De kwalificatie voor de Olympische Spelen van Londen als nummer 17 van de wereld – de eerste olympische kwalificatie ooit voor de Belgische hockeysters – is volgens Geens het eerste aanwijsbare resultaat van de nieuwe filosofie. Jill Boon – die zichzelf als lid ziet van een tussengeneratie – scoorde de eerste Belgische olympische treffer ooit.
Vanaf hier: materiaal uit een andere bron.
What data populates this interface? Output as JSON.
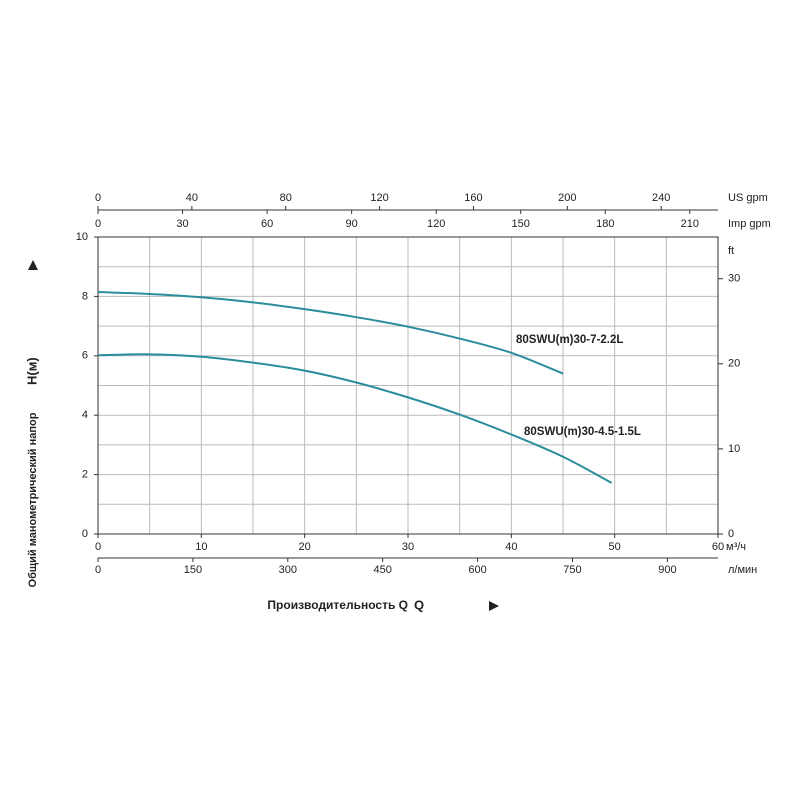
{
  "chart_data": {
    "type": "line",
    "x_label": "Производительность Q",
    "y_label": "Общий манометрический напор",
    "y_unit": "H(м)",
    "xlim": [
      0,
      60
    ],
    "xticks": [
      0,
      10,
      20,
      30,
      40,
      50,
      60
    ],
    "x_unit": "м³/ч",
    "ylim": [
      0,
      10
    ],
    "yticks": [
      0,
      2,
      4,
      6,
      8,
      10
    ],
    "y2lim": [
      0,
      34.9
    ],
    "y2ticks": [
      0,
      10,
      20,
      30
    ],
    "y2_unit": "ft",
    "us_gpm_axis": {
      "label": "US gpm",
      "lim": [
        0,
        264.2
      ],
      "ticks": [
        0,
        40,
        80,
        120,
        160,
        200,
        240
      ]
    },
    "imp_gpm_axis": {
      "label": "Imp gpm",
      "lim": [
        0,
        220
      ],
      "ticks": [
        0,
        30,
        60,
        90,
        120,
        150,
        180,
        210
      ]
    },
    "lpm_axis": {
      "label": "л/мин",
      "lim": [
        0,
        980
      ],
      "ticks": [
        0,
        150,
        300,
        450,
        600,
        750,
        900
      ]
    },
    "grid": true,
    "series": [
      {
        "name": "80SWU(m)30-7-2.2L",
        "color": "#2b8d9c",
        "x": [
          0,
          5,
          10,
          15,
          20,
          25,
          30,
          35,
          40,
          45
        ],
        "values": [
          8.15,
          8.08,
          7.97,
          7.8,
          7.57,
          7.3,
          6.98,
          6.58,
          6.1,
          5.4
        ]
      },
      {
        "name": "80SWU(m)30-4.5-1.5L",
        "color": "#2b8d9c",
        "x": [
          0,
          5,
          10,
          15,
          20,
          25,
          30,
          35,
          40,
          45,
          49.7
        ],
        "values": [
          6.02,
          6.05,
          5.97,
          5.77,
          5.5,
          5.1,
          4.6,
          4.02,
          3.35,
          2.6,
          1.72
        ]
      }
    ]
  }
}
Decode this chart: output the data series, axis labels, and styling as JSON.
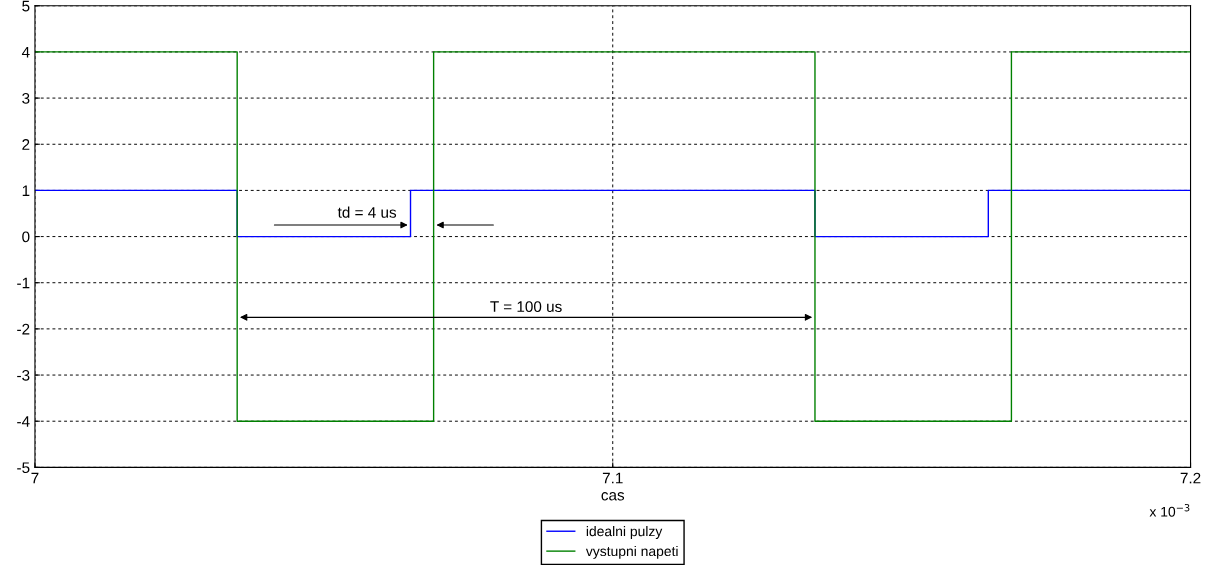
{
  "chart_data": {
    "type": "step",
    "xlabel": "cas",
    "xlim": [
      7.0,
      7.2
    ],
    "xticks": [
      7,
      7.1,
      7.2
    ],
    "ylim": [
      -5,
      5
    ],
    "yticks": [
      -5,
      -4,
      -3,
      -2,
      -1,
      0,
      1,
      2,
      3,
      4,
      5
    ],
    "grid": true,
    "legend": "bottom",
    "marker": "none",
    "line_style": "solid",
    "series": [
      {
        "name": "idealni pulzy",
        "color": "#0000ff",
        "x": [
          7.0,
          7.035,
          7.065,
          7.135,
          7.165,
          7.2
        ],
        "values": [
          1,
          0,
          1,
          0,
          1,
          1
        ]
      },
      {
        "name": "vystupni napeti",
        "color": "#008000",
        "x": [
          7.0,
          7.035,
          7.069,
          7.135,
          7.169,
          7.2
        ],
        "values": [
          4,
          -4,
          4,
          -4,
          4,
          4
        ]
      }
    ],
    "annotations": [
      {
        "text": "td = 4 us",
        "x": 7.065,
        "y": 0.25
      },
      "T = 100 us",
      "x 10$^{−3}$"
    ]
  }
}
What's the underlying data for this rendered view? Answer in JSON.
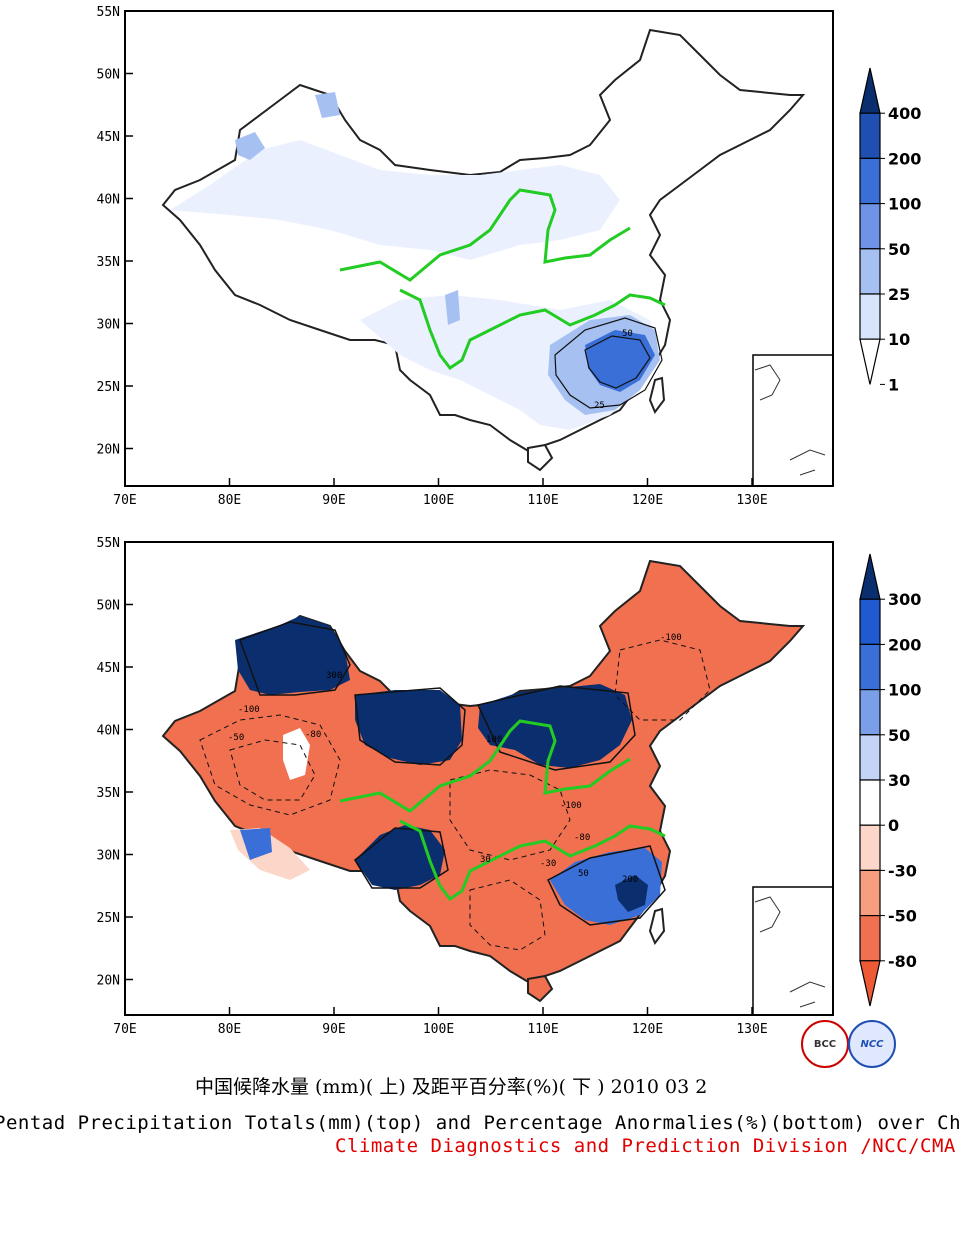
{
  "maps": [
    {
      "id": "top",
      "y_ticks": [
        "55N",
        "50N",
        "45N",
        "40N",
        "35N",
        "30N",
        "25N",
        "20N"
      ],
      "x_ticks": [
        "70E",
        "80E",
        "90E",
        "100E",
        "110E",
        "120E",
        "130E"
      ],
      "contour_labels": [
        "50",
        "25"
      ],
      "colorbar": {
        "labels": [
          "400",
          "200",
          "100",
          "50",
          "25",
          "10",
          "1"
        ],
        "colors": [
          "#0b2f6e",
          "#1f4fb0",
          "#3a6fd8",
          "#6f93e6",
          "#a7c0f2",
          "#d8e4fb",
          "#ffffff"
        ]
      }
    },
    {
      "id": "bottom",
      "y_ticks": [
        "55N",
        "50N",
        "45N",
        "40N",
        "35N",
        "30N",
        "25N",
        "20N"
      ],
      "x_ticks": [
        "70E",
        "80E",
        "90E",
        "100E",
        "110E",
        "120E",
        "130E"
      ],
      "contour_labels": [
        "-100",
        "300",
        "-50",
        "-80",
        "-30",
        "30",
        "50",
        "200",
        "100",
        "-100",
        "-100",
        "-80"
      ],
      "colorbar": {
        "labels": [
          "300",
          "200",
          "100",
          "50",
          "30",
          "0",
          "-30",
          "-50",
          "-80"
        ],
        "colors": [
          "#0b2f6e",
          "#1f5ad0",
          "#3a6fd8",
          "#7a9fe8",
          "#c4d4f6",
          "#ffffff",
          "#fbd6c9",
          "#f79e80",
          "#f07050",
          "#ee5a36"
        ]
      }
    }
  ],
  "captions": {
    "chinese": "中国候降水量 (mm)( 上) 及距平百分率(%)( 下 ) 2010 03 2",
    "english": "Pentad Precipitation Totals(mm)(top) and Percentage Anormalies(%)(bottom) over China",
    "division": "Climate Diagnostics and Prediction Division /NCC/CMA"
  },
  "logos": {
    "left": "BCC",
    "right": "NCC"
  }
}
De generatie na Jill Boon plukte vooral de vruchten van de inspanningen van Geens: ‘Ik weet dat die hele discussie over het gemengde hockey een groot ding was in het Belgische hockey. Praktisch was het lastig uitvoerbaar, dachten veel mensen’, vertelt Boon. ‘Maar het idee erachter was gewoon goed. Het heeft gewerkt. Twee generaties vrouwelijke hockeyers waren al verloren. Er is, met succes, gepusht om dat te veranderen.’

Jill Boon loopt het veld op in Den Bosch als aanvoerster van de Belgische ploeg. Pro League-wedstrijd tegen Nederland. Foto: Koen Suyk

Waarom niet een keer van Oranje winnen, op het eigen EK?

De Olympische Spelen van Londen waren een hoogtepunt voor Boon, maar ook de zilveren medaille op het Europees kampioenschap in het Wagener Stadion in 2017, na de verloren finale tegen Nederland, maakt duidelijk dat het Belgische vrouwenhockey de weg omhoog definitief heeft gevonden.

Natuurlijk kijkt Boon met een schuin oog naar de fantastische prestaties van de Belgische mannen, de spelers waar zij vroeger als meisje mee hockeyde: ‘Wij lopen zeker nog zo’n vijf jaar achter. Wij hebben lang in de schaduw van de mannen geleefd. Ik denk dat er nu hele talentvolle generaties aankomen. De meiden onder 18 en 21 zijn heel goed. Ik denk dat België op termijn aanklopt bij de top-4 van de wereld. Of we op ons EK van Nederland kunnen winnen? Wij zijn bescheiden, maar zijn superambitieus. Ik hoop ooit van Nederland te winnen, dat is de beste ploeg van de wereld. Ik denk niet dat we twee keer van ze kunnen winnen in één toernooi, maar waarom niet één keer?’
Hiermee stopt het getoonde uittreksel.